A Hash Array Mapped Trie implementation based on the Ideal Hash Trees paper by Phil Bagwell. This is the persistent map datastructure used in Scala's and Clojure's standard libraries. The idea to use a special collision node to deal with hash collisions is taken from Clojure's implementation.
let mut map = HamtMap::new();
for i in range(0, size) {
map = map.plus(i, i);
}
if map.find(&0) == Some(1) {
...
}
let (without_10, size_changed_10) = map.remove(&10);
let (without_20, size_changed_20) = map.remove(&20);
for (k, v) in map.iter() {
...
}
Looks pretty good so far, for a fully persistent data structure.

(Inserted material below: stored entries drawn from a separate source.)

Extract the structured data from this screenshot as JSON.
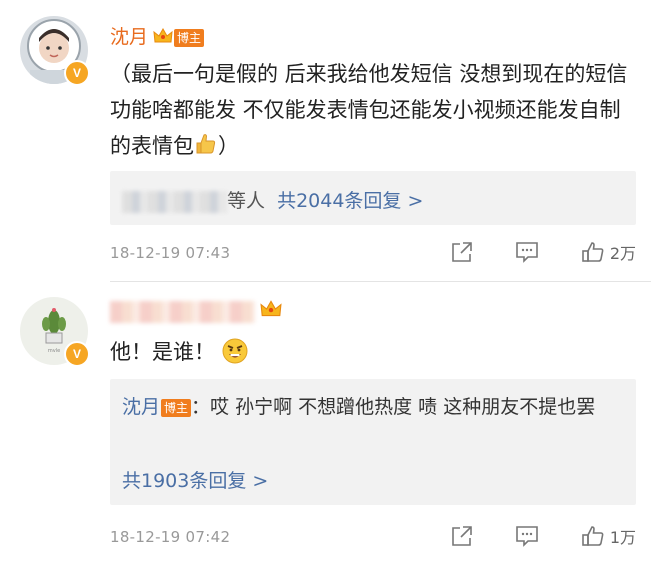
{
  "comments": [
    {
      "username": "沈月",
      "badge": "博主",
      "text": "（最后一句是假的 后来我给他发短信 没想到现在的短信功能啥都能发 不仅能发表情包还能发小视频还能发自制的表情包",
      "text_end": "）",
      "emoji": "thumbs-up",
      "replies_suffix": "等人",
      "replies_count": "共2044条回复 >",
      "timestamp": "18-12-19 07:43",
      "likes": "2万",
      "verified": "V"
    },
    {
      "username": "",
      "text": "他！是谁！",
      "emoji": "angry-face",
      "reply": {
        "author": "沈月",
        "badge": "博主",
        "text": "：哎 孙宁啊 不想蹭他热度 啧 这种朋友不提也罢",
        "count": "共1903条回复 >"
      },
      "timestamp": "18-12-19 07:42",
      "likes": "1万",
      "verified": "V"
    }
  ]
}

The benchmarks below were done on
a Core i7-4712MQ, with random numbers and the compile flags -C lto -C opt-level=3 -C target-feature=+popcnt
.
Times (in microseconds) for one thousand lookups in a collection with ELEMENT COUNT elements (where key and value types are u64).
ELEMENT COUNT | HAMT | HASHMAP |
---|---|---|
10 | 34 | 32 |
1000 | 49 | 37 |
100000 | 72 | 44 |
In percent over std::HashMap (less than 100% means faster, more means slower than std::HashMap).

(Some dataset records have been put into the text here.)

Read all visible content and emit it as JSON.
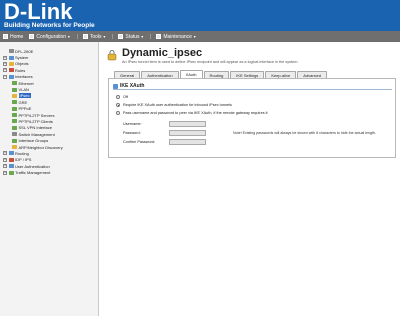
{
  "header": {
    "logo": "D-Link",
    "tagline": "Building Networks for People"
  },
  "menu": {
    "items": [
      {
        "label": "Home"
      },
      {
        "label": "Configuration"
      },
      {
        "label": "Tools"
      },
      {
        "label": "Status"
      },
      {
        "label": "Maintenance"
      }
    ]
  },
  "sidebar": {
    "items": [
      {
        "label": "DFL-260E",
        "depth": 0,
        "toggle": "",
        "icon": "gray"
      },
      {
        "label": "System",
        "depth": 0,
        "toggle": "+",
        "icon": "blue"
      },
      {
        "label": "Objects",
        "depth": 0,
        "toggle": "+",
        "icon": "yellow"
      },
      {
        "label": "Rules",
        "depth": 0,
        "toggle": "+",
        "icon": "red"
      },
      {
        "label": "Interfaces",
        "depth": 0,
        "toggle": "-",
        "icon": "blue"
      },
      {
        "label": "Ethernet",
        "depth": 1,
        "toggle": "",
        "icon": "green"
      },
      {
        "label": "VLAN",
        "depth": 1,
        "toggle": "",
        "icon": "green"
      },
      {
        "label": "IPsec",
        "depth": 1,
        "toggle": "",
        "icon": "yellow",
        "selected": true
      },
      {
        "label": "GRE",
        "depth": 1,
        "toggle": "",
        "icon": "green"
      },
      {
        "label": "PPPoE",
        "depth": 1,
        "toggle": "",
        "icon": "green"
      },
      {
        "label": "PPTP/L2TP Servers",
        "depth": 1,
        "toggle": "",
        "icon": "green"
      },
      {
        "label": "PPTP/L2TP Clients",
        "depth": 1,
        "toggle": "",
        "icon": "green"
      },
      {
        "label": "SSL VPN Interface",
        "depth": 1,
        "toggle": "",
        "icon": "green"
      },
      {
        "label": "Switch Management",
        "depth": 1,
        "toggle": "",
        "icon": "gray"
      },
      {
        "label": "Interface Groups",
        "depth": 1,
        "toggle": "",
        "icon": "green"
      },
      {
        "label": "ARP/Neighbor Discovery",
        "depth": 1,
        "toggle": "",
        "icon": "yellow"
      },
      {
        "label": "Routing",
        "depth": 0,
        "toggle": "+",
        "icon": "blue"
      },
      {
        "label": "IDP / IPS",
        "depth": 0,
        "toggle": "+",
        "icon": "red"
      },
      {
        "label": "User Authentication",
        "depth": 0,
        "toggle": "+",
        "icon": "blue"
      },
      {
        "label": "Traffic Management",
        "depth": 0,
        "toggle": "+",
        "icon": "green"
      }
    ]
  },
  "page": {
    "title": "Dynamic_ipsec",
    "subtitle": "An IPsec tunnel item is used to define IPsec endpoint and will appear as a logical interface in the system."
  },
  "tabs": [
    {
      "label": "General"
    },
    {
      "label": "Authentication"
    },
    {
      "label": "XAuth",
      "active": true
    },
    {
      "label": "Routing"
    },
    {
      "label": "IKE Settings"
    },
    {
      "label": "Keep-alive"
    },
    {
      "label": "Advanced"
    }
  ],
  "xauth": {
    "section_title": "IKE XAuth",
    "options": [
      {
        "label": "Off",
        "checked": false
      },
      {
        "label": "Require IKE XAuth user authentication for inbound IPsec tunnels",
        "checked": true
      },
      {
        "label": "Pass username and password to peer via IKE XAuth, if the remote gateway requires it",
        "checked": false
      }
    ],
    "fields": [
      {
        "label": "Username:",
        "value": ""
      },
      {
        "label": "Password:",
        "value": ""
      },
      {
        "label": "Confirm Password:",
        "value": ""
      }
    ],
    "note": "Note! Existing passwords will always be shown with 8 characters to hide the actual length."
  }
}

ELEMENT COUNT | HAMT | HASHMAP |
---|---|---|
10 | 106% | 100% |
1000 | 130% | 100% |
100000 | 160% | 100% |
The HAMT is in the same ballpark as the std::HashMap, even for larger collections.
Also, LLVM unfortunately does not (yet) properly translate the As pointed out on reddit, properly configuring LLVM
(e.g. by setting the target-cpu option) is necessary for it to issue the popcnt instruction.cntpop
intrinsic function
(which could be just one CPU instruction on many architectures, but is translated to a much more
expensive instruction sequence currently).
Times (in microseconds) for one thousand insertions into a collection with ELEMENT COUNT elements (again, key and value type is u64).
ELEMENT COUNT | HAMT | HASHMAP |
---|---|---|
10 | 133 | 48 |
1000 | 185 | 76 |
100000 | 1521 | 99 |
In percent over std::HashMap (less than 100% means faster, more means slower than std::HashMap).
ELEMENT COUNT | HAMT | HASHMAP |
---|---|---|
10 | 279% | 100% |
1000 | 242% | 100% |
100000 | 1537% | 100% |
As can be seen, the HAMT holds up pretty well against the non-persistent std::HashMap.